There’s little more Lakeside could have done throughout this entire pandemic without being much harsher at a systematic level. That much is hopefully undeniable. What I sought to do here is balance the case for balance (to be pithy). Lakeside, through thick and thin, has truly deliberated on things to a great degree. Whatever the case, the upshot is really just: if we’re following the science and things seem to be going well, what’s the harm in keeping our current system?
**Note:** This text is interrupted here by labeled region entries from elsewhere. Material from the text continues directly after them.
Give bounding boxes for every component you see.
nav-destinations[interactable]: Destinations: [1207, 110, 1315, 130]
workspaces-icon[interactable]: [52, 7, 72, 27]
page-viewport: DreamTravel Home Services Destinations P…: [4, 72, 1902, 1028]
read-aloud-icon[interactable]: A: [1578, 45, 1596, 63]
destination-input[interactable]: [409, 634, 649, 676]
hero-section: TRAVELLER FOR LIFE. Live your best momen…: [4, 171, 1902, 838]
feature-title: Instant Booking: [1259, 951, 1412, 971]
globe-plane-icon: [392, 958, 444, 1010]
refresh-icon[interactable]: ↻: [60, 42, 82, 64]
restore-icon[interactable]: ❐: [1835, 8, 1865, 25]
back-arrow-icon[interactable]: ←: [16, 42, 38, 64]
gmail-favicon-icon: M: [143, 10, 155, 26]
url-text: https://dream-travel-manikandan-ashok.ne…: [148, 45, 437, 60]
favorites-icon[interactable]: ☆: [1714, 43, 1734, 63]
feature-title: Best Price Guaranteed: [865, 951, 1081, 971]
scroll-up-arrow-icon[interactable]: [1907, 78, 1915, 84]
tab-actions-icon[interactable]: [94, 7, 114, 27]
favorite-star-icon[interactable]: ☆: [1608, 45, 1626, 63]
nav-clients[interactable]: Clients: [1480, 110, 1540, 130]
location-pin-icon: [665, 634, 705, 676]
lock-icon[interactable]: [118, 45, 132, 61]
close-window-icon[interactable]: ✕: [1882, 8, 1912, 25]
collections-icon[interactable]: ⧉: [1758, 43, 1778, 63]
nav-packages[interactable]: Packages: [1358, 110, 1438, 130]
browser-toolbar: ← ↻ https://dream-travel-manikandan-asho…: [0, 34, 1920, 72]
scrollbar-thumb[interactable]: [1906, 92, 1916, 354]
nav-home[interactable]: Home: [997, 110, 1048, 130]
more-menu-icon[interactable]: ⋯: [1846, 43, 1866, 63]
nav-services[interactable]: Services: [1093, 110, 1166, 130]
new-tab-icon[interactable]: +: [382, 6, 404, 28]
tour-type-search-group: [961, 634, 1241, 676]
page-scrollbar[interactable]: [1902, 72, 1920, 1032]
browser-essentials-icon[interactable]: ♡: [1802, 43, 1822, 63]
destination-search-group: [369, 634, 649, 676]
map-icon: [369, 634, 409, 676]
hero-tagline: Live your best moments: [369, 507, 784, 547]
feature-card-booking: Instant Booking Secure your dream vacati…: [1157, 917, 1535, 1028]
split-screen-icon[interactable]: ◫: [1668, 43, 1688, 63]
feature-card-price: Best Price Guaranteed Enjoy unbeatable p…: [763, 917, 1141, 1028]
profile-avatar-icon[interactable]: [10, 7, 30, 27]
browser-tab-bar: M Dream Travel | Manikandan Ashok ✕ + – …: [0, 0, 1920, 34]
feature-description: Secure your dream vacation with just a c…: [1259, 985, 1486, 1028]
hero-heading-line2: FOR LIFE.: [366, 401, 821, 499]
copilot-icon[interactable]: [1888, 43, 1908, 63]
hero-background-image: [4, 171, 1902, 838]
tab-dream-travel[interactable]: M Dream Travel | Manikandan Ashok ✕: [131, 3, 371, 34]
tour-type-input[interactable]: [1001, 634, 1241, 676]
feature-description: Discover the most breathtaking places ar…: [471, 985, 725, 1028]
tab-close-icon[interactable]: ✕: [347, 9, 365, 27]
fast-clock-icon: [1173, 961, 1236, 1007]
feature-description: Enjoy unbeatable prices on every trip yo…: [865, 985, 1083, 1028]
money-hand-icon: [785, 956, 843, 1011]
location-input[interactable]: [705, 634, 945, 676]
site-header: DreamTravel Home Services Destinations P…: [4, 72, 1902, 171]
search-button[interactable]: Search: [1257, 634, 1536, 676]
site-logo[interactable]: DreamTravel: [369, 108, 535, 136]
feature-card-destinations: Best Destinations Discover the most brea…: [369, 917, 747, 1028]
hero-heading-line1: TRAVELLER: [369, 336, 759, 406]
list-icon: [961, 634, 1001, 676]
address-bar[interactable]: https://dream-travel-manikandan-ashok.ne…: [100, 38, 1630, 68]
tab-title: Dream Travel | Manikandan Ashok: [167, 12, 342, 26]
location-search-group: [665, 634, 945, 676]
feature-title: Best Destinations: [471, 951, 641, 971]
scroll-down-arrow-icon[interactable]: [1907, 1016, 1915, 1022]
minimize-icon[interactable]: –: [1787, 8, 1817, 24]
Even if a new variant were to go wild and tear through Washington, so long as the three transmission principles I discussed in this article stayed the same, I would recommend Lakeside’s current system (or some past iteration, depending on the severity of the strain and the circumstances around its release, yadda yadda). Remember: what’s the harm? This question can be asked at any time, in any place, so long as the rules of the game, the transmission factors, are constant. Inquisitiveness is a Lakesider’s virtue, right? So use it!